We really like it when a reader is inspired by something they see on Hackaday, build on it, and let us know so we can pass it on. In this case, [Vegipete] made a secret maze game using a minimal number of parts and some neat software trickery.

It’s built around an 8-pin PIC16F18313 microcontroller, uses a joystick for input, and nine WS2812 LEDs to display the player and the surrounding maze walls. His inspiration was [David Johnson-Davies’] minimalist secret maze game built around the 8-pin ATTiny85. In that one, [David] cleverly used charlieplexing to get four pins to control four LEDs and four pushbuttons. [Vegipete’s] use of the WS2812 LEDs allowed him to control the LEDs with just one pin, and also get color while using three pins for the joystick and its button. He may use another pin in the future for sound and vibration.

He goes into some detail on the WS2812 protocol, how communication is done with the LEDs using just one pin and different pulse-lengths to represent 0 and 1. We’ll leave you to see his post for more depth but basically, he introduces a module on the PIC called the Configurable Logic Cell (CLC) which makes this easy and frees up processor cycles for the user’s code to do other things.

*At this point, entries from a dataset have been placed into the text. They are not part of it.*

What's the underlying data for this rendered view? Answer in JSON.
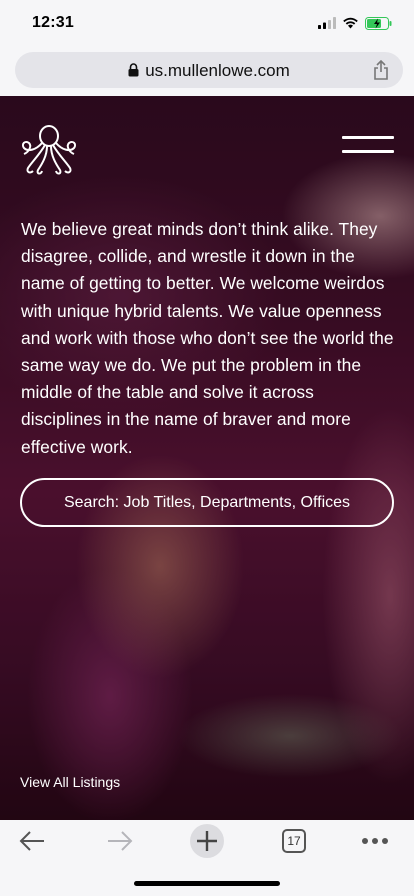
{
  "status_bar": {
    "time": "12:31"
  },
  "browser": {
    "url": "us.mullenlowe.com",
    "tabs_count": "17"
  },
  "page": {
    "intro": "We believe great minds don’t think alike. They disagree, collide, and wrestle it down in the name of getting to better. We welcome weirdos with unique hybrid talents. We value openness and work with those who don’t see the world the same way we do. We put the problem in the middle of the table and solve it across disciplines in the name of braver and more effective work.",
    "search_placeholder": "Search: Job Titles, Departments, Offices",
    "view_all": "View All Listings"
  },
  "colors": {
    "accent": "#5a1538",
    "battery_green": "#34c759"
  },
  "icons": [
    "signal-icon",
    "wifi-icon",
    "battery-icon",
    "lock-icon",
    "share-icon",
    "octopus-logo",
    "menu-icon",
    "back-icon",
    "forward-icon",
    "new-tab-icon",
    "tabs-icon",
    "more-icon"
  ]
}
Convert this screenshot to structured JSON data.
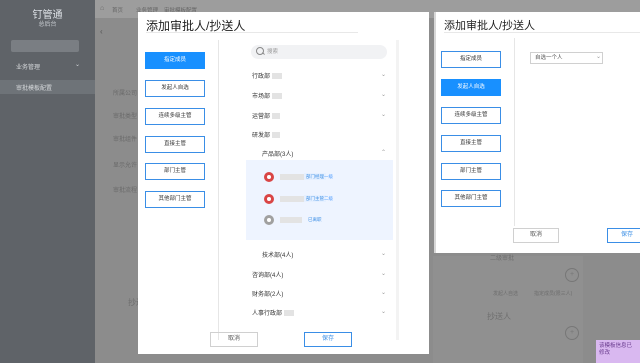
{
  "backdrop": {
    "brand": "钉管通",
    "brand_sub": "总后台",
    "side_search": "",
    "side_group": "业务管理",
    "side_active": "审批模板配置",
    "crumbs": [
      "首页",
      "业务管理",
      "审批模板配置"
    ],
    "row_labels": [
      "所属公司",
      "审批类型",
      "审批组件",
      "显示允许",
      "审批流程"
    ],
    "bottom_labels": [
      "抄送人",
      "抄送人"
    ],
    "right_labels": [
      "二级审批",
      "发起人自选",
      "指定成员(限三人)"
    ],
    "hint": "该模板信息已修改"
  },
  "dialog_left": {
    "title": "添加审批人/抄送人",
    "options": [
      "指定成员",
      "发起人自选",
      "连续多级主管",
      "直接主管",
      "部门主管",
      "其他部门主管"
    ],
    "active_index": 0,
    "search_placeholder": "搜索",
    "tree": [
      {
        "label": "行政部",
        "expanded": false
      },
      {
        "label": "市场部",
        "expanded": false
      },
      {
        "label": "运营部",
        "expanded": false
      },
      {
        "label": "研发部",
        "expanded": true
      }
    ],
    "subdept": {
      "label": "产品部(3人)",
      "expanded": true
    },
    "members": [
      {
        "tag": "部门经理",
        "badge": "一级"
      },
      {
        "tag": "部门主管",
        "badge": "二级"
      },
      {
        "tag": "",
        "badge": "已离职"
      }
    ],
    "tree_after": [
      {
        "label": "技术部(4人)"
      },
      {
        "label": "咨询部(4人)"
      },
      {
        "label": "财务部(2人)"
      },
      {
        "label": "人事行政部"
      }
    ],
    "cancel": "取消",
    "save": "保存"
  },
  "dialog_right": {
    "title": "添加审批人/抄送人",
    "options": [
      "指定成员",
      "发起人自选",
      "连续多级主管",
      "直接主管",
      "部门主管",
      "其他部门主管"
    ],
    "active_index": 1,
    "select_value": "自选一个人",
    "cancel": "取消",
    "save": "保存"
  }
}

Secret maze wall bitsHis source code is available on request but he does detail a neat software trick he uses for rotating the view. It may be confusing for some but as you move through the maze, your viewpoint rotates so that up is always the direction you’re facing. Luckily, the walls surrounding the user can be represented using 8-bits, four for east, west, north, and south, and four more for the corners. The maze is stored as a bitmap and from it, 8-bit values are extracted for the current position, each bit representing a wall around the position. To rotate the walls to match the user’s current orientation, the bits are simply shifted as needed. Then they’re shifted out to set each LED. Check it out in the video below.

It works very well despite the minimal interface and part count.

4 thoughts on “PIC16Maze Upgrades Secret Maze Game

    1. PIC16Maze author here. The original Hunt the Wumpus displayed which of 20 caves you were in, which you could move to and warned of neighboring bats, pits and the Wumpus. The player had to input move direction or shot direction and variable path. That might be a tall order for 9 coloured LEDs unless a cheat sheet is included.

      But with a small OLED and ps2 keyboard interface…

  1. Love the use of peripherals. The difference in BOM cost between a product designed using peripherals and one that was dealt with using only clock cycles can be amazing.

    I think this lack of experience is why most hobbyists don’t understand the use of anything other than 32bit ARM.